Si vous aimez Le Nom secret, La Vallée des Rois, Vesper ; si vous remontez souvent vers Le Château cathare ; si vous êtes de ceux que Malrieu illumine au détour d’images inespérées, jetez-vous sur ces lettres à son meilleur ami. Couvrant la période 1950-1975, elles peuvent, sans doute, présenter un intérêt « historique » : on y entend, par exemple, l’homme généreux dans son engagement social et politique, ce communiste pur, trop pur (et forcément déçu) comme il y en eut tant, mais rétif à l’endoctrinement, au langage préfabriqué, et, pour tout dire, ami fidèle d’André Breton. Cependant, là n’est pas l’essentiel attrait de ces missives incomparables : parfois lourdement soucieuses ou même désespérées, ou encore empêtrées dans un quotidien mal vécu, elles laissent exploser ce merveilleux de nature et d’amour qui n’appartient qu’à Malrieu (Mais la forêt est là devant la porte, la fenêtre, jalouse, émeraude, avec ses ombres portées et des escadres de guêpes viennent rôder autour des fruits. (…) Il règne un air serein d’antichambre céleste.

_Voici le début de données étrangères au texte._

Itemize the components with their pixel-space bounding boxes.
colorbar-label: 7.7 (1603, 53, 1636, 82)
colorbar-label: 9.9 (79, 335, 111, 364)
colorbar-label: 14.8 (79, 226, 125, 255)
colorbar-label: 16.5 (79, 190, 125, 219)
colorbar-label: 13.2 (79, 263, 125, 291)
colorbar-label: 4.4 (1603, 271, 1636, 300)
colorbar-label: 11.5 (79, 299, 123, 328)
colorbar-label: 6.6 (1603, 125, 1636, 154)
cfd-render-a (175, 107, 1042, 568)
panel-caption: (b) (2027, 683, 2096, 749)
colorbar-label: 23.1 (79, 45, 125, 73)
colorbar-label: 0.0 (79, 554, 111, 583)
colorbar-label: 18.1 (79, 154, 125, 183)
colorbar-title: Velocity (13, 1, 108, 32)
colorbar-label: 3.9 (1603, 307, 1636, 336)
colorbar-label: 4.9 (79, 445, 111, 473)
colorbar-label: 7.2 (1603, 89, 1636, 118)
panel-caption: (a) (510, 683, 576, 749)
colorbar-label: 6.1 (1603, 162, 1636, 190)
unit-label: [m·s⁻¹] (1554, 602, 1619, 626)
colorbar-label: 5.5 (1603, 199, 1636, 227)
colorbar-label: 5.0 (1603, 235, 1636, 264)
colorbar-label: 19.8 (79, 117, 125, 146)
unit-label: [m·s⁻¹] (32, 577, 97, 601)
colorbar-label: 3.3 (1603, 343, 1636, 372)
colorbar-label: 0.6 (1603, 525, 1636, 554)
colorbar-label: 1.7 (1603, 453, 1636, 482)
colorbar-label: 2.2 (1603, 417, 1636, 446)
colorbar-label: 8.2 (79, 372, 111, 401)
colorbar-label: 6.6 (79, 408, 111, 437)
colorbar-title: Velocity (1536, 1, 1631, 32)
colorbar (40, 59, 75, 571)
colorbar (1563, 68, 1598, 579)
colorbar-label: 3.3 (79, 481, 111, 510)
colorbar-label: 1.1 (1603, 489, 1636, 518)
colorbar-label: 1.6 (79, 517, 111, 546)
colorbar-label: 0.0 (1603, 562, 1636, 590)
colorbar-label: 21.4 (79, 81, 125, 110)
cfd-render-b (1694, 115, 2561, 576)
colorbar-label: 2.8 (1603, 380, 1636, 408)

Le temps ne passe plus. La joie, c’est Josué qui arrête le soleil.). Libre cours est ainsi donné à son lyrisme du paysage, de la chaleur, des plantes, des rues inondées de soleil (superbes errances poétiques dans Montauban ou à Penne-de-Tarn), bref à tout ce qui faisait la « matière » des grandes Lettres à Jean Ballard (1956-63), déjà publiées aux Cahiers du Sud, puis reprises en volume aux mêmes éditions de L’Arrière-Pays en 1992. Mais ici, à la différence des lettres à Ballard, où l’apollinien règne sans partage, la parole lyrique doit d’abord s’extraire de la gangue des soucis, des combats, de la vie prosaïque et fragile, des chagrins implacables. À coup sûr, elle n’en devient que plus précieuse, élevée sur la dignité du tragique. Lisant ces lettres, on mesure enfin l’abîme d’où naissaient des poèmes qui nous faisaient si heureux et libres.
©Paul Farellier
(Note de lecture in Les Hommes sans épaules, n° 9, 3ème trimestre 2000)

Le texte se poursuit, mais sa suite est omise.